Un uomo mi disse, ‘Ho visto qualcosa di simile 10 anni fa, qualcosa che ti somigliava un po’. Sperando di saperne di più lo guardai e gli offrii da bere. Era nascosto dal fumo grigio chiaro della sigaretta ed i suoi occhi azzurri coloravano l’aria come pennellate in un quadro astratto. Non sapevo che dire. Ero senza storia e anche senza parole. ‘Dieci anni fa?’ dissi dopo un lungo silenzio, ‘potrebbe essere il pezzo che mi manca.’

‘Passava di qui in fretta’ disse l’uomo ‘non si fermò a lungo; è volata giù  oltre le montagne in un giorno di sole, poi ha cominciato a nevicare e non l’ho più vista. Era come un aquilone, mi ricordo, leggero, aerodinamico, ma il gelo l’ha appesantita ed è scomparsa. Non saprei dirti dov’è finita. Succede sempre così da queste parti, ne arrivano tante di storie, colorate, con i titoli, con i fiocchi. Dopo avere viaggiato per chilometri finiscono sempre qui, sai, è il vento del nord. Ce ne saranno migliaia oltre le montagne. Sono sicuro che c’è anche la tua. Non so in che condizioni la troverai ma puoi sempre provare a cercarla se ci tieni. Era una buona storia? Voglio dire, valeva la pane di fare questo viaggio? C’è chi le ritrova le storie e poi le rivende a metà prezzo, perché si accorgono che sono storie ormai vecchie. C’è anche chi vende le storie degli altri, quelle che non vuole nessuno. Sono là ferme per anni, non servono più a niente. Il vecchio Tom ci si guadagnava da vivere prima di trasferirsi a sud. Qui faceva troppo freddo per lui.’
Lo ringraziai e gli dissi che mi era stato molto utile. L’uomo fece un cenno con il capo e aggiunse, ‘E’ da parecchio che non vedo più nessuno. Tu sei la prima.’

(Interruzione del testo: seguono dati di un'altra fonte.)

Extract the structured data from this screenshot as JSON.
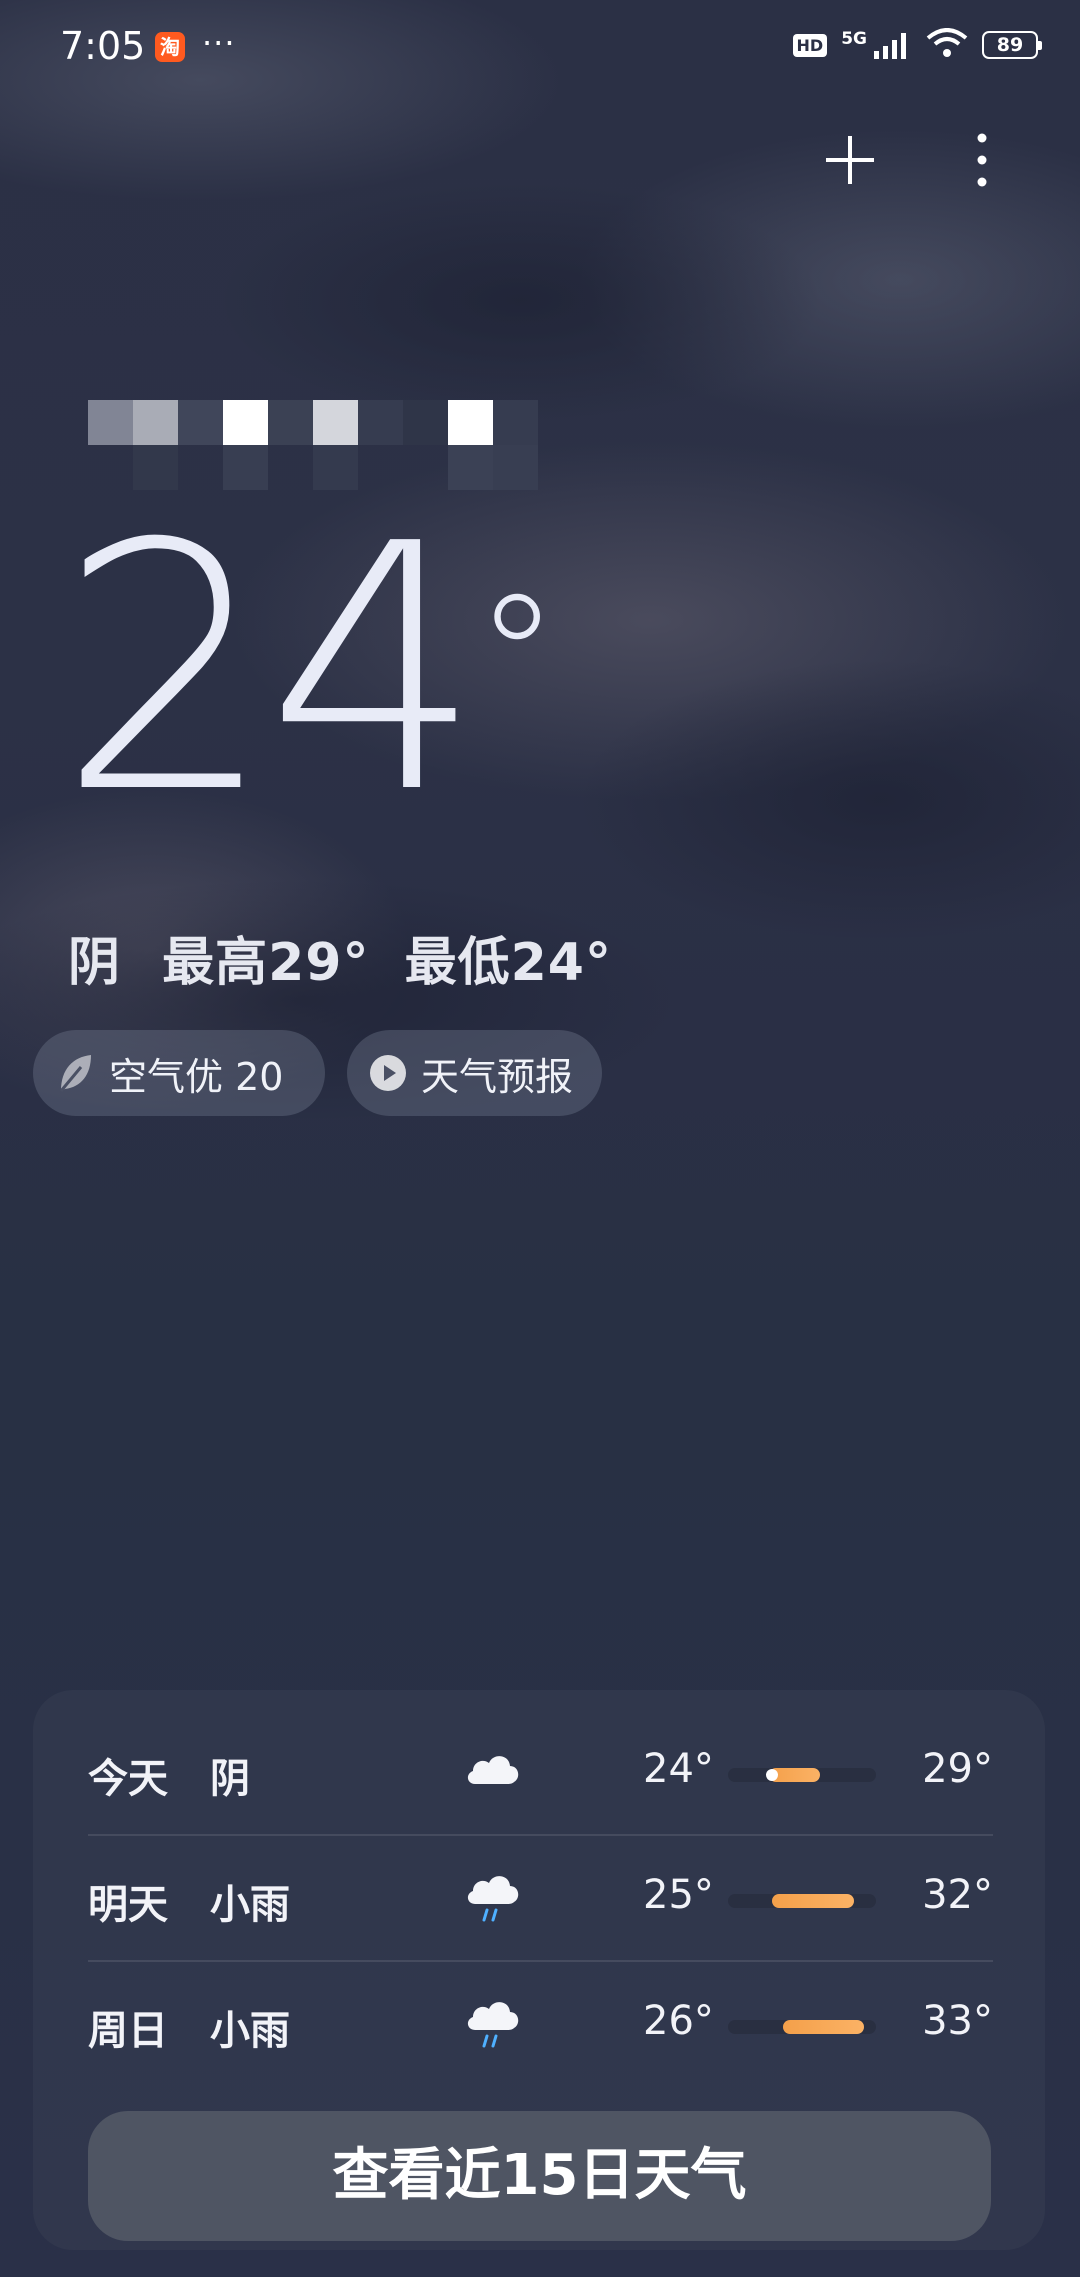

Poi si alzò e mi sorrise. Prima di andarsene si mise il cappello, alzò il bicchiere e disse, ‘A tutte le storie perdute.’ Fu così che brindammo io e lui.

Avrei voluto che rimanesse ancora un poco. Lo seguii con lo sguardo mentre si avviava verso la porta e poi vidi le sue spalle sparire tra la folla.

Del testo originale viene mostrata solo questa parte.